Slope - islandDream: Penguins from Dream island are expected to weigh, on average, 1,003 grams less than those from Biscoe island.
Slope - islandTorgersen: Penguins from Torgersen island are expected to weigh, on average, 1,010 grams less than those from Biscoe island.
Model - predict
What is the predicted body weight of a penguin on Biscoe island? What are the estimated body weights of penguins on Dream and Torgersen islands? Where have we seen these values before?
Model - predict
Calculate the predicted body weights of penguins on Biscoe, Dream, and Torgersen islands by hand.
\[ \widehat{body~mass} = 4716 - 1003 \times islandDream - 1010 \times islandTorgersen \]
. . .
- Biscoe: \(\widehat{body~mass} = 4716 - 1003 \times 0 - 1010 \times 0 = 4716\)
. . .
- Dream: \(\widehat{body~mass} = 4716 - 1003 \times 1 - 1010 \times 0 = 3713\)
. . .
- Torgersen: \(\widehat{body~mass} = 4716 - 1003 \times 0 - 1010 \times 1 = 3706\)

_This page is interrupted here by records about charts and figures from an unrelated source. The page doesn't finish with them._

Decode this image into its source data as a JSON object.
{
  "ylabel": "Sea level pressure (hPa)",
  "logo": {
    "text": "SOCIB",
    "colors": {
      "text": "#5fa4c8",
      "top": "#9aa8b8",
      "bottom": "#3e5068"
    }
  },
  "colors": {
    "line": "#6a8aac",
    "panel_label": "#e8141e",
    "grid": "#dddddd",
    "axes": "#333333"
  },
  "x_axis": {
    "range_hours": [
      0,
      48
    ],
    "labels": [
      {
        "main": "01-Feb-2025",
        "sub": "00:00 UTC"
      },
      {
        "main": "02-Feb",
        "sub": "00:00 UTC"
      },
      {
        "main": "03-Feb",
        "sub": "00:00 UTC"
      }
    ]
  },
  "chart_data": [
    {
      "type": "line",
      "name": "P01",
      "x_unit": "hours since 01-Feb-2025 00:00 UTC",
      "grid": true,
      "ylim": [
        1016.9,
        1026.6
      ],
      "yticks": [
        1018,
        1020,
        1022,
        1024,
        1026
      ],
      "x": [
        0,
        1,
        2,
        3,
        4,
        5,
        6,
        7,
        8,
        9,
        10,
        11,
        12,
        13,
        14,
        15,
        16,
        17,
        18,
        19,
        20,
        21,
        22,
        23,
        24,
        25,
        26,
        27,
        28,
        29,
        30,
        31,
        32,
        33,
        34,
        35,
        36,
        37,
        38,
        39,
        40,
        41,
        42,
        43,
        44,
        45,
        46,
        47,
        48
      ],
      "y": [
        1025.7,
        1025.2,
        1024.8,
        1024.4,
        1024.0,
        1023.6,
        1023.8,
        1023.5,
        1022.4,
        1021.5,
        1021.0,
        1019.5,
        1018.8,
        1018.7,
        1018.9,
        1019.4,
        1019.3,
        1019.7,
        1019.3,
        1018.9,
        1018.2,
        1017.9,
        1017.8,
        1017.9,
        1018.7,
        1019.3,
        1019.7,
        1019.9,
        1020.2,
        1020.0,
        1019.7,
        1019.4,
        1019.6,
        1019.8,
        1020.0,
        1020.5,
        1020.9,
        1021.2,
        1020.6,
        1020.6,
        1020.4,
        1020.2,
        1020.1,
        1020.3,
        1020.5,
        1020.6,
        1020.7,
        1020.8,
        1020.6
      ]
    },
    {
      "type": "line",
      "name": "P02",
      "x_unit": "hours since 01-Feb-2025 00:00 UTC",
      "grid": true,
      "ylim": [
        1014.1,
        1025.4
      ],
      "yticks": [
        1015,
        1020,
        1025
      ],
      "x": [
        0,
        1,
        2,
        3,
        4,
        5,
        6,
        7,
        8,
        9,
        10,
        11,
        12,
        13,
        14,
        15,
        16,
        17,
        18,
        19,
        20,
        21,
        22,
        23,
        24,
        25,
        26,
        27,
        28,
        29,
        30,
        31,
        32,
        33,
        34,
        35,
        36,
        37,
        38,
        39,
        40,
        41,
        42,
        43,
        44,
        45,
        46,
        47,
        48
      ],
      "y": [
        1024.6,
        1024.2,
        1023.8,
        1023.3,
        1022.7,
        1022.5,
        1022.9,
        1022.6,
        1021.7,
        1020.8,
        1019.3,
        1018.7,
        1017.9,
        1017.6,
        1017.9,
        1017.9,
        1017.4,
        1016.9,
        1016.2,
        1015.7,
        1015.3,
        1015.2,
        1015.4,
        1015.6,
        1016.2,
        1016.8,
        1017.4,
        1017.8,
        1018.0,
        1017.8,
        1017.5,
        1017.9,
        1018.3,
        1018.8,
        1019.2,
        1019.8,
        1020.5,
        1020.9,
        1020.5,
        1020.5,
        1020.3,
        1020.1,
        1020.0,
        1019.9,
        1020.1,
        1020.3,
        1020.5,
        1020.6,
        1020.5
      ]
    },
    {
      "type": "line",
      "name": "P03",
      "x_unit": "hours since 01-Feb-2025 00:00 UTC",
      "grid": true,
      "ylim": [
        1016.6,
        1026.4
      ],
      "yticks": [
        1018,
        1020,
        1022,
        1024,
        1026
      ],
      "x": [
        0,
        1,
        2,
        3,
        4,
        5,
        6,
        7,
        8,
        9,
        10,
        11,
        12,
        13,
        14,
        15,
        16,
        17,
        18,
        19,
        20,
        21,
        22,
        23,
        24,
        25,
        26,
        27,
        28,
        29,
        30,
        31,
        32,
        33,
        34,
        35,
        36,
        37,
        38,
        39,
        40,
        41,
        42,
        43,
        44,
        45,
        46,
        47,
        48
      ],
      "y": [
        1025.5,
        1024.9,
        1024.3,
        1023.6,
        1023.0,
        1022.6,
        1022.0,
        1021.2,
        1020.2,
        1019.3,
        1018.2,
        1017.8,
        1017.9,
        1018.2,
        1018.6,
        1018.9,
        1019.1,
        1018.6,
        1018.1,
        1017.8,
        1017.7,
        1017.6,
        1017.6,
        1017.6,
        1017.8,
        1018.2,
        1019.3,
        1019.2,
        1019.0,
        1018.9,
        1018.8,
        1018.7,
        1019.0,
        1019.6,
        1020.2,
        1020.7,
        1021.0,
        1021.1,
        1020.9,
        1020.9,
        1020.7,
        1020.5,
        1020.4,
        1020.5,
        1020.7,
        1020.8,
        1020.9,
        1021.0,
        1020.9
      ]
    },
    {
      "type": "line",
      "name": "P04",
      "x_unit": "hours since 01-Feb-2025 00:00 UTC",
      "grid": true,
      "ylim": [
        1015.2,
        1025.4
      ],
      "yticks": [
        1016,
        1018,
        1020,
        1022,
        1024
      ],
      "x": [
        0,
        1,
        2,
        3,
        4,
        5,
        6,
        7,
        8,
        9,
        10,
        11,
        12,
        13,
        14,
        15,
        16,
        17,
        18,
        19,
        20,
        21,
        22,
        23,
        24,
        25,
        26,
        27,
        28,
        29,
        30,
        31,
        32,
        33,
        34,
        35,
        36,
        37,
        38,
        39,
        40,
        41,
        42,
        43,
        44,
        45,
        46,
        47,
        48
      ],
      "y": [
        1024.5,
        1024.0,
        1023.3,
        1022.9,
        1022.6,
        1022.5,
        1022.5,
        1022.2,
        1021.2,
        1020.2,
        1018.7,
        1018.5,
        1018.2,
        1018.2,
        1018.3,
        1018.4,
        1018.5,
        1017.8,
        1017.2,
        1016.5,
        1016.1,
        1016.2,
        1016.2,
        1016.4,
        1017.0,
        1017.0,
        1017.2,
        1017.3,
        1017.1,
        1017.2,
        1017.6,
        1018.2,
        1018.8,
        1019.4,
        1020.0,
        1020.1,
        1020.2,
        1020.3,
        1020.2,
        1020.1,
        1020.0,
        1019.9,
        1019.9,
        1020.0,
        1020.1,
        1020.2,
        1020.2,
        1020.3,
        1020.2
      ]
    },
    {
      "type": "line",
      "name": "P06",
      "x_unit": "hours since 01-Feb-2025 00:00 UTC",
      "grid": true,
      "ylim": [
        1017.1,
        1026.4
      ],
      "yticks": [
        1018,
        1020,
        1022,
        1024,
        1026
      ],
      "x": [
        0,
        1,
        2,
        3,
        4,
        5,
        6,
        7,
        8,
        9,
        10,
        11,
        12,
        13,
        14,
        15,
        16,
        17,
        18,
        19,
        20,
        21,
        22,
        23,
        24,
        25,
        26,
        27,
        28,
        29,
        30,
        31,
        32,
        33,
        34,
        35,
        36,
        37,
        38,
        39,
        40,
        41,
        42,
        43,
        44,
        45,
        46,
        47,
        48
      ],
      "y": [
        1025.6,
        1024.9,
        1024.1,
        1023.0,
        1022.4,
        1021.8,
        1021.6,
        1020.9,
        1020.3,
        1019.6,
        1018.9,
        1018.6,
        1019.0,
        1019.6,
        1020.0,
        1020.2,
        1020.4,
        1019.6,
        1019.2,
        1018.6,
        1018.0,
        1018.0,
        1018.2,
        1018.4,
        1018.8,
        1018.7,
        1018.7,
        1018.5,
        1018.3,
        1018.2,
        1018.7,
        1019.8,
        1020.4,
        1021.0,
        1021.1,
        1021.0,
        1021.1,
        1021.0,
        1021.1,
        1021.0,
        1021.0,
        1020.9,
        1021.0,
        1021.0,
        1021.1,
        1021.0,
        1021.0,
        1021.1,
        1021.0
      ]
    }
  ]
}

Models with categorical predictors
When the categorical predictor has many levels, they’re encoded to dummy variables.
The first level of the categorical variable is the baseline level. In a model with one categorical predictor, the intercept is the predicted value of the outcome for the baseline level (x = 0).
Each slope coefficient describes the difference between the predicted value of the outcome for that level of the categorical variable compared to the baseline level.